In der Corona-Pandemie wurde das Unternehmen von den Behörden als Teil der systemkritischen Infrastruktur eingestuft und konnte somit weiterproduzieren. "Wir rechnen damit, dass wir bei einer allfälligen Einschränkung der Gaslieferungen an die deutsche Industrie weiterhin als systemkritisch eingestuft werden", sagt Utzinger. Denn die Produkte von Gerresheimer "stehen für die Versorgungssicherheit in Kliniken, Arztpraxen und Impfzentren. Nur durch unsere Insulin-Pens, Inhalatoren, Mikropumpen, vorfüllbaren Spritzen, Injektionsfläschchen, Ampullen, Flaschen und Behältnisse ist die Verfügbarkeit wichtiger Impfstoffe und Medikamente sichergestellt", schreibt das Unternehmen.
HeidelbergCement Lengfurt-Triefenstein: "Einmalige Kostenexplosion" durch den Ukraine-Krieg
Die Deckung des Energiebedarfs sei für das energieintensive Zement-Unternehmen HeidelbergCement entscheidend, sagt Michael Becker, der das Werk in Lengfurt leitet. Gas als direkten Energieträger verwende das Unternehmen nur in niedrigen Prozentzahlen. In Lengfurt komme Flüssigerdgas (LNG) zum Einsatz, das häufig aus anderen Teilen der Welt kommt.
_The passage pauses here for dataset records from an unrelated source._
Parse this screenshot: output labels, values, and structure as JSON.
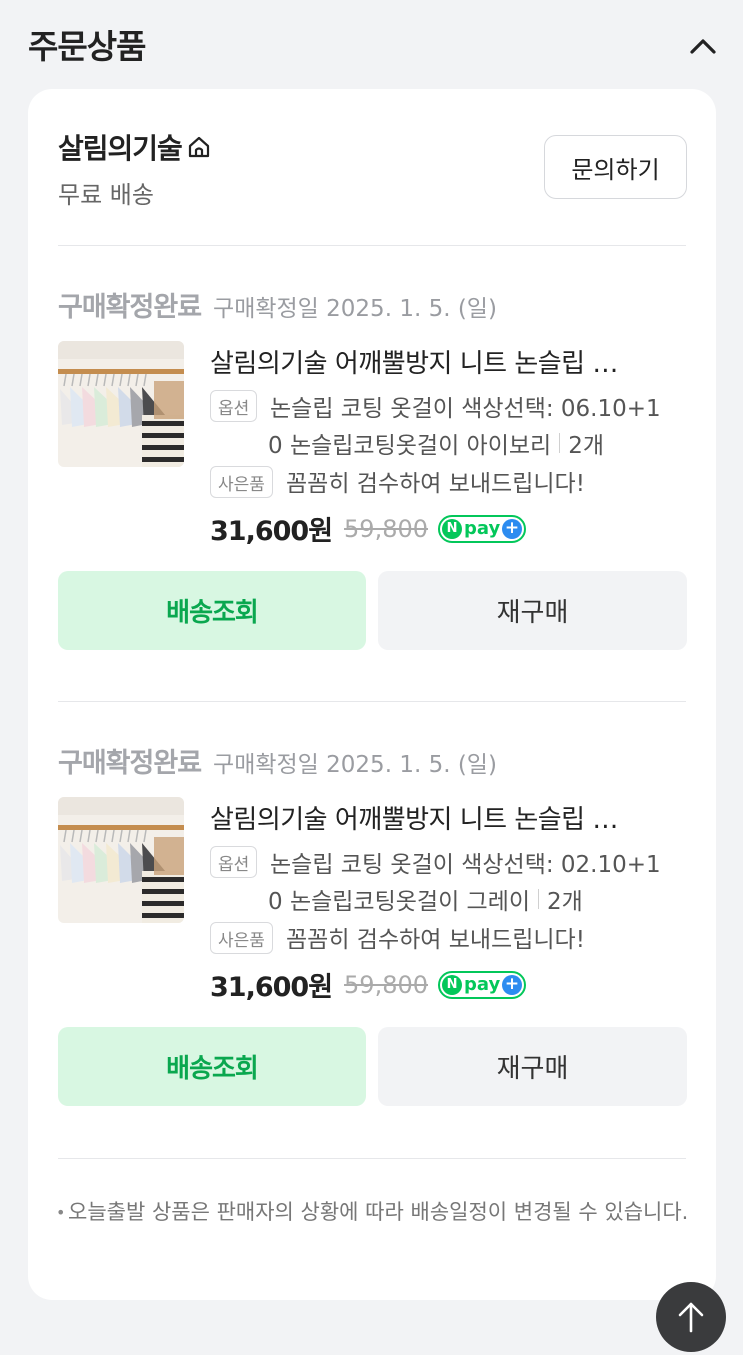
{
  "section": {
    "title": "주문상품"
  },
  "seller": {
    "name": "살림의기술",
    "shipping": "무료 배송",
    "inquiry_label": "문의하기"
  },
  "orders": [
    {
      "status": "구매확정완료",
      "confirm_date": "구매확정일 2025. 1. 5. (일)",
      "product_name": "살림의기술 어깨뿔방지 니트 논슬립 …",
      "option_tag": "옵션",
      "option_line1": "논슬립 코팅 옷걸이 색상선택: 06.10+1",
      "option_line2": "0 논슬립코팅옷걸이 아이보리",
      "quantity": "2개",
      "gift_tag": "사은품",
      "gift_text": "꼼꼼히 검수하여 보내드립니다!",
      "price": "31,600원",
      "original_price": "59,800",
      "npay_label": "pay",
      "track_label": "배송조회",
      "rebuy_label": "재구매"
    },
    {
      "status": "구매확정완료",
      "confirm_date": "구매확정일 2025. 1. 5. (일)",
      "product_name": "살림의기술 어깨뿔방지 니트 논슬립 …",
      "option_tag": "옵션",
      "option_line1": "논슬립 코팅 옷걸이 색상선택: 02.10+1",
      "option_line2": "0 논슬립코팅옷걸이 그레이",
      "quantity": "2개",
      "gift_tag": "사은품",
      "gift_text": "꼼꼼히 검수하여 보내드립니다!",
      "price": "31,600원",
      "original_price": "59,800",
      "npay_label": "pay",
      "track_label": "배송조회",
      "rebuy_label": "재구매"
    }
  ],
  "notice": {
    "bullet": "•",
    "text": "오늘출발 상품은 판매자의 상황에 따라 배송일정이 변경될 수 있습니다."
  },
  "colors": {
    "accent_green": "#0aa74f",
    "track_bg": "#d8f7e2",
    "npay_green": "#03c75a",
    "npay_blue": "#2d8cf0"
  },
  "icons": {
    "collapse": "chevron-up-icon",
    "home": "home-icon",
    "scroll_top": "arrow-up-icon"
  }
}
Dennoch könnte sich ein Ende der Erdgaslieferungen aus Russland "auch stark auf Produktion und Verfügbarkeit von Strom auswirken", was "erhebliche Folgen für die Zementproduktion" hätte.
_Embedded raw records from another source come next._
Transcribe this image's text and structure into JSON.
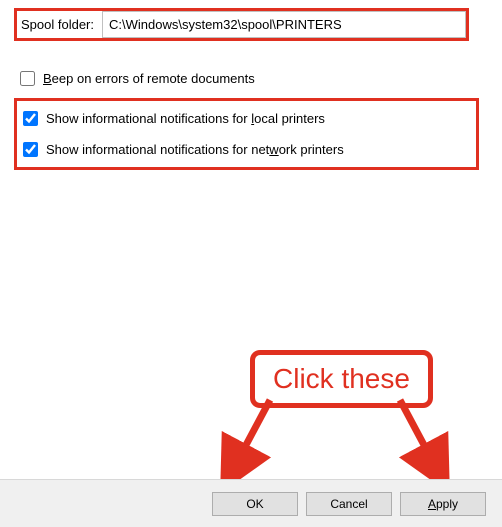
{
  "spool": {
    "label": "Spool folder:",
    "value": "C:\\Windows\\system32\\spool\\PRINTERS"
  },
  "checkboxes": {
    "beep": {
      "label_pre": "",
      "hotkey": "B",
      "label_post": "eep on errors of remote documents",
      "checked": false
    },
    "local": {
      "label_pre": "Show informational notifications for ",
      "hotkey": "l",
      "label_post": "ocal printers",
      "checked": true
    },
    "network": {
      "label_pre": "Show informational notifications for net",
      "hotkey": "w",
      "label_post": "ork printers",
      "checked": true
    }
  },
  "buttons": {
    "ok": "OK",
    "cancel": "Cancel",
    "apply_hotkey": "A",
    "apply_post": "pply"
  },
  "annotation": {
    "callout": "Click these",
    "highlight_color": "#e03020"
  }
}
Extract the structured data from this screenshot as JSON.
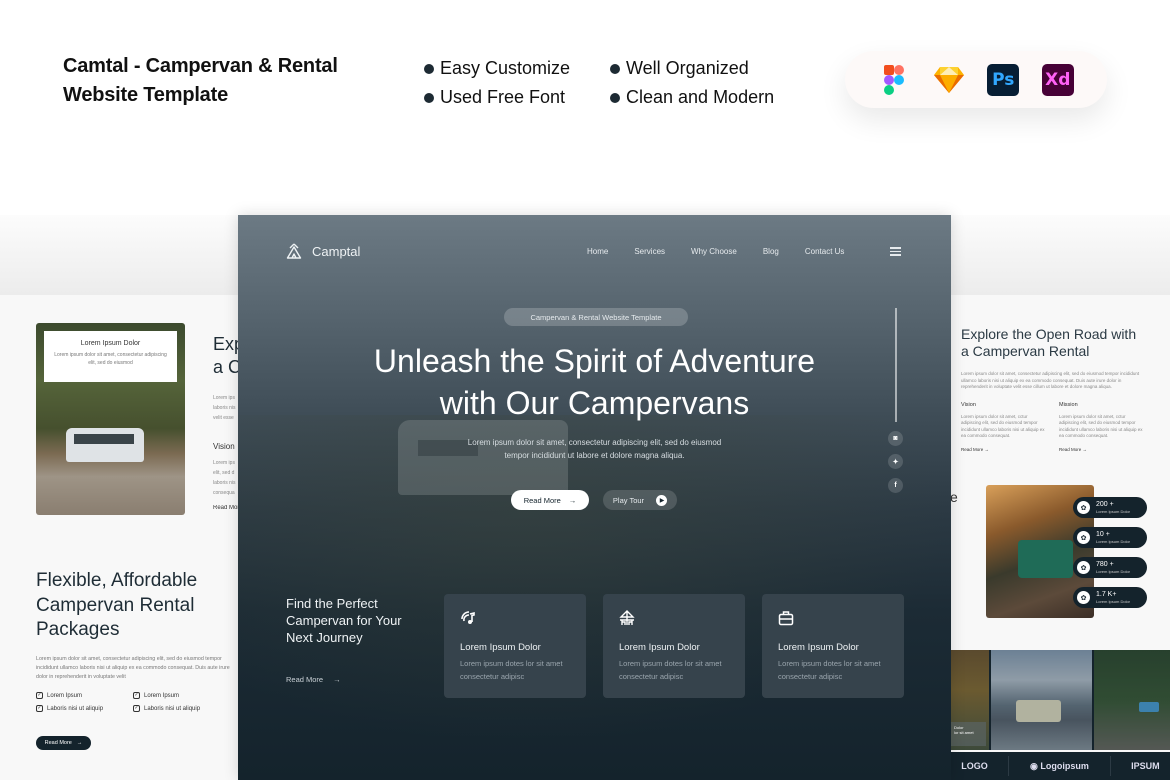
{
  "header": {
    "title_line1": "Camtal - Campervan & Rental",
    "title_line2": "Website Template",
    "features_col1": [
      "Easy Customize",
      "Used Free Font"
    ],
    "features_col2": [
      "Well Organized",
      "Clean and Modern"
    ],
    "tools": [
      {
        "name": "figma-icon",
        "label": ""
      },
      {
        "name": "sketch-icon",
        "label": ""
      },
      {
        "name": "photoshop-icon",
        "label": "Ps"
      },
      {
        "name": "xd-icon",
        "label": "Xd"
      }
    ]
  },
  "hero": {
    "brand": "Camptal",
    "nav": [
      "Home",
      "Services",
      "Why Choose",
      "Blog",
      "Contact Us"
    ],
    "pill": "Campervan & Rental Website Template",
    "title_line1": "Unleash the Spirit of Adventure",
    "title_line2": "with Our Campervans",
    "desc_line1": "Lorem ipsum dolor sit amet, consectetur adipiscing elit, sed do eiusmod",
    "desc_line2": "tempor incididunt ut labore et dolore magna aliqua.",
    "read_more": "Read More",
    "play_tour": "Play Tour",
    "social": [
      "instagram",
      "twitter",
      "facebook"
    ],
    "social_glyphs": [
      "◙",
      "✦",
      "f"
    ]
  },
  "find": {
    "title_line1": "Find the Perfect",
    "title_line2": "Campervan for Your",
    "title_line3": "Next Journey",
    "read_more": "Read More",
    "cards": [
      {
        "icon": "signal-icon",
        "glyph": "◔",
        "title": "Lorem Ipsum Dolor",
        "desc_line1": "Lorem ipsum dotes lor sit amet",
        "desc_line2": "consectetur adipisc"
      },
      {
        "icon": "campsite-icon",
        "glyph": "⛺",
        "title": "Lorem Ipsum Dolor",
        "desc_line1": "Lorem ipsum dotes lor sit amet",
        "desc_line2": "consectetur adipisc"
      },
      {
        "icon": "briefcase-icon",
        "glyph": "▣",
        "title": "Lorem Ipsum Dolor",
        "desc_line1": "Lorem ipsum dotes lor sit amet",
        "desc_line2": "consectetur adipisc"
      }
    ]
  },
  "left_preview": {
    "card_title": "Lorem Ipsum Dolor",
    "card_desc": "Lorem ipsum dolor sit amet, consectetur adipiscing elit, sed do eiusmod",
    "explore_line1": "Exp",
    "explore_line2": "a C",
    "small_lines": [
      "Lorem ips",
      "laboris nis",
      "velit esse"
    ],
    "vision": "Vision",
    "vision_lines": [
      "Lorem ips",
      "elit, sed d",
      "laboris nis",
      "consequa"
    ],
    "read_more": "Read More",
    "flex_title_line1": "Flexible, Affordable",
    "flex_title_line2": "Campervan Rental",
    "flex_title_line3": "Packages",
    "flex_desc": "Lorem ipsum dolor sit amet, consectetur adipiscing elit, sed do eiusmod tempor incididunt ullamco laboris nisi ut aliquip ex ea commodo consequat. Duis aute irure dolor in reprehenderit in voluptate velit",
    "checks": [
      "Lorem Ipsum",
      "Lorem Ipsum",
      "Laboris nisi ut aliquip",
      "Laboris nisi ut aliquip"
    ],
    "flex_button": "Read More"
  },
  "right_preview": {
    "title_line1": "Explore the Open Road with",
    "title_line2": "a Campervan Rental",
    "desc": "Lorem ipsum dolor sit amet, consectetur adipiscing elit, sed do eiusmod tempor incididunt ullamco laboris nisi ut aliquip ex ea commodo consequat. Duis aute irure dolor in reprehenderit in voluptate velit esse cillum ut labore et dolore magna aliqua.",
    "vision_title": "Vision",
    "vision_desc": "Lorem ipsum dolor sit amet, cctur adipiscing elit, sed do eiusmod tempor incididunt ullamco laboris nisi ut aliquip ex ea commodo consequat.",
    "mission_title": "Mission",
    "mission_desc": "Lorem ipsum dolor sit amet, cctur adipiscing elit, sed do eiusmod tempor incididunt ullamco laboris nisi ut aliquip ex ea commodo consequat.",
    "read_more": "Read More",
    "cut_letter": "e",
    "stats": [
      {
        "value": "200 +",
        "label": "Lorem Ipsum Dolor"
      },
      {
        "value": "10 +",
        "label": "Lorem Ipsum Dolor"
      },
      {
        "value": "780 +",
        "label": "Lorem Ipsum Dolor"
      },
      {
        "value": "1.7 K+",
        "label": "Lorem Ipsum Dolor"
      }
    ],
    "gallery_overlay_title": "Dolor",
    "gallery_overlay_desc": "lor sit amet",
    "logos": [
      "LOGO",
      "Logoipsum",
      "IPSUM"
    ]
  }
}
Seit Sommer 2021 seien die Energiepreise deutlich angestiegen, durch den Krieg in der Ukraine habe sich die Situation "nochmals drastisch verschärft", so Becker. "Eine derartige Kostenexplosion ist einmalig." HeidelbergCement sei daher bereits dazu gezwungen, die Preise signifikant anzuheben. "Bei einer weiteren Zuspitzung der Situation werden wir weitere Maßnahmen treffen müssen", teilt der Werksleiter mit.